Mi diede il suo casco e mi mise sul sedile dietro di lui.

Afferrai una piccola parte della sua maglietta per evitare di cadere, ma un attimo dopo mi prese i polsi e tirò le mie braccia intorno alla sua vita.

"Rieka", disse e mi guardò di nuovo. "Devi tenere duro".

Annuii senza guardarlo negli occhi.

Il mio viso era premuto contro la sua schiena calda, e mentre avviava la moto, potevo sentire i suoi muscoli lavorare sotto la camicia. Mi irrigidii e mi chiesi se lui potesse percepirlo.

Nessuno di noi disse nulla durante il tragitto verso casa. Archer fermò la moto nello stesso punto, a distanza da casa mia.

Mi tolsi il casco e glielo porsi. "Grazie", borbottai.

"Non preoccuparti", disse lui. "Sei in grado di camminare da qui da sola?" Annuii, e lui mi aiutò a scendere dalla sua moto.
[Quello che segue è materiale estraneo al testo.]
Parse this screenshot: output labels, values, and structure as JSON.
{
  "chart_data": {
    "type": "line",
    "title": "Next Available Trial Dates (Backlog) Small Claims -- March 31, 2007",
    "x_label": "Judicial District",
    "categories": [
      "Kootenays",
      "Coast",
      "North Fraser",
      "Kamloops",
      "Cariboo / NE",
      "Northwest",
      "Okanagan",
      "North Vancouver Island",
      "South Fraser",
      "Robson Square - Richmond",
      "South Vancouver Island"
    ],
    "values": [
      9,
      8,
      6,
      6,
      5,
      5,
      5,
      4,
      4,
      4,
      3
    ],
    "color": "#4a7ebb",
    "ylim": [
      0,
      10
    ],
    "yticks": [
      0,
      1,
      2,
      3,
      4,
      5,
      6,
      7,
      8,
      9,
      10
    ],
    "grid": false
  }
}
Appena i miei piedi toccarono terra, le mie gambe scomparvero sotto di me.

"Rieka!" Archer gridò ed era di nuovo con me in pochi secondi.

Avevo il fiato corto e tutto il corpo mi faceva male. Cosa stava succedendo?

"Puoi restare qui, Everly? Io l'aiuterò a tornare a casa". Everly annuì con occhi preoccupati.

Prese una delle mie braccia e la mise intorno a sé in modo che potessi usarla come sostegno. I miei genitori non potevano saperlo.

"Archer...", sussurrai. Lui mi guardò. "Ti prego, non dirlo ai miei genitori". Potevo vedere la sua mascella contrarsi, ma non disse nulla. "Ti prego", implorai.

Per un attimo non ero sicura che mi avrebbe ascoltata, ma il suono del mio dolore fu sufficiente a farlo capitolare. "Te lo prometto. Ma se dovesse peggiorare, non credo di avere scelta".

"Grazie", sussurrai.

Mi sollevò tra le braccia per non farmi camminare per il resto della strada. Normalmente avrei rifiutato, ma in questo momento il mio corpo era così debole che riuscivo a malapena a camminare, anche con il suo sostegno.

Non ero mai stata malata. Neanche un giorno, in tutta la mia vita. Era molto innaturale per me sentirmi così.

Archer non poteva aiutarmi a entrare senza svegliare i miei genitori, così dovetti trovare la strada per le scale senza fare alcun rumore.

Finalmente raggiunsi il mio letto e non vedevo l'ora che i morbidi cuscini mi tenessero comoda e calda.

Il mio corpo e la mia mente erano esausti, ma i ricordi erano chiari come il giorno.

Potevo ancora sentire il calore del corpo di Archer. Le mie mani sul suo corpo muscoloso. Mi aggrappai a quel ricordo finché la mia mente non si arrese e andai alla deriva nel sonno.